The suffix u is not about type casting, it's about to indicate the type of the literal. In this example 128 is an literal with value 128 of type int while 128u is a literal with value 128 of type unsigned int. It's not a problem immediately here, but if you start to use them and end up larger than 32767 you could run into problems. For example:
#define WIDTH 256u
#define HEIGHT 192u
unsigned npixels = WIDTH * HEIGHT;
it should be noted that the suffices are required to make it portable (what could happen is that the platform only uses 16-bit ints and with int the multiplication would overflow which means undefined behavior).
Also note that in newer C standards (but not the antique ones) will extend the literal to become as large as necessary if possible. For example the literal 32768 means a signed integral type with value 32768, if int isn't large enough to hold that signed number then larger types would be used.

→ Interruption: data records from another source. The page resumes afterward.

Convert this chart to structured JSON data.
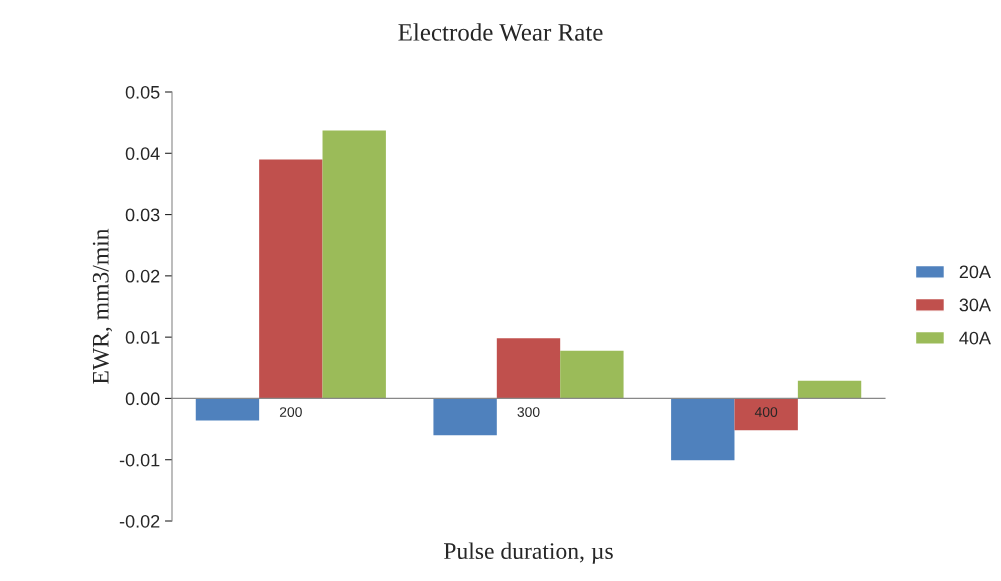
{
  "chart_data": {
    "type": "bar",
    "title": "Electrode Wear Rate",
    "xlabel": "Pulse duration, µs",
    "ylabel": "EWR, mm3/min",
    "categories": [
      "200",
      "300",
      "400"
    ],
    "series": [
      {
        "name": "20A",
        "color": "#4f81bd",
        "values": [
          -0.0036,
          -0.006,
          -0.0101
        ]
      },
      {
        "name": "30A",
        "color": "#c0504d",
        "values": [
          0.039,
          0.0098,
          -0.0052
        ]
      },
      {
        "name": "40A",
        "color": "#9bbb59",
        "values": [
          0.0437,
          0.0078,
          0.0029
        ]
      }
    ],
    "ylim": [
      -0.02,
      0.05
    ],
    "yticks": [
      {
        "value": -0.02,
        "label": "-0.02"
      },
      {
        "value": -0.01,
        "label": "-0.01"
      },
      {
        "value": 0,
        "label": "0.00"
      },
      {
        "value": 0.01,
        "label": "0.01"
      },
      {
        "value": 0.02,
        "label": "0.02"
      },
      {
        "value": 0.03,
        "label": "0.03"
      },
      {
        "value": 0.04,
        "label": "0.04"
      },
      {
        "value": 0.05,
        "label": "0.05"
      }
    ],
    "grid": false,
    "legend": "right"
  }
}
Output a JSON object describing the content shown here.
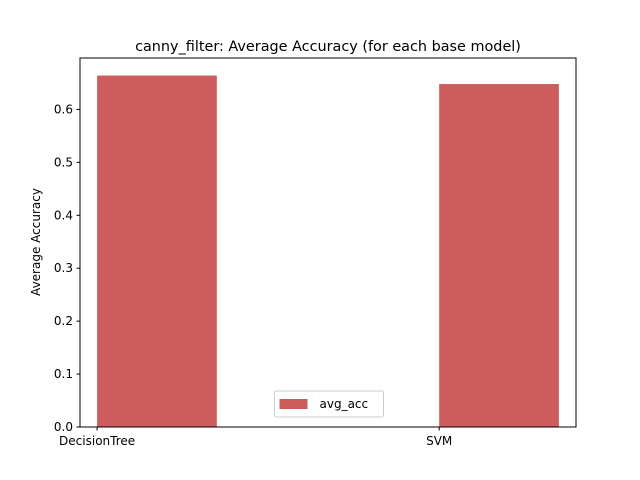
{
  "chart_data": {
    "type": "bar",
    "title": "canny_filter: Average Accuracy (for each base model)",
    "xlabel": "",
    "ylabel": "Average Accuracy",
    "categories": [
      "DecisionTree",
      "SVM"
    ],
    "series": [
      {
        "name": "avg_acc",
        "values": [
          0.664,
          0.648
        ],
        "color": "#cd5c5c"
      }
    ],
    "ylim": [
      0,
      0.6972
    ],
    "yticks": [
      0.0,
      0.1,
      0.2,
      0.3,
      0.4,
      0.5,
      0.6
    ],
    "ytick_labels": [
      "0.0",
      "0.1",
      "0.2",
      "0.3",
      "0.4",
      "0.5",
      "0.6"
    ],
    "grid": false,
    "legend_position": "lower center"
  }
}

The sizeof these integers are the same as sizeof(int) as the type of the literals are int and unsigned int. The actual value of sizeof(int) could be any positive integer.
Giving C99 chapters because I don't have the C11 document at hand.
ISO/IEC 9899:1999, 6.4.4.1 Integer constants
The type of an integer constant is the first of the corresponding list in which its value can be represented.
For decimal constants without suffix:
int
long int
long long int
For decimal constants with u or U suffix:
unsigned int
unsigned long int
unsigned long long int
ISO/IEC 9899:1999, 5.2.4.2.1 Sizes of integer types
The width of integer types is implementation-defined, as is the binary representation.
INT_MAX -- the largest value an int can take -- is guaranteed to be at least +32767.
UINT_MAX -- the largest value an unsigned int can take -- is guaranteed to be at least 65535.
ISO/IEC 9899:1999, 6.3.1.8 Usual arithmetic conversions
If you compare an int with an unsigned int, the int will be implicitly converted to unsigned int for the comparison. Similar for the short / long / long long types. As #chqrlie pointed out, this can be a problem; your compiler should give you a warning if this happens (you are always compiling with -Wall -Wextra / /W3 enabled, aren't you?).
Summary
Your constants will fit into an int / unsigned int even on an 8-bit machine. Assuming they would not, the compiler would use the next largest type for them (instead of casting the value).
As for why we do it...
If you, for example, intend to use WIDTH for comparisons with the result of sizeof(), or the return code of strlen(), or anything else that is unsigned by nature, you would want WIDTH to have the same value domain, i.e. being able to hold all possible values.
That is why you would want WIDTH to be unsigned as well.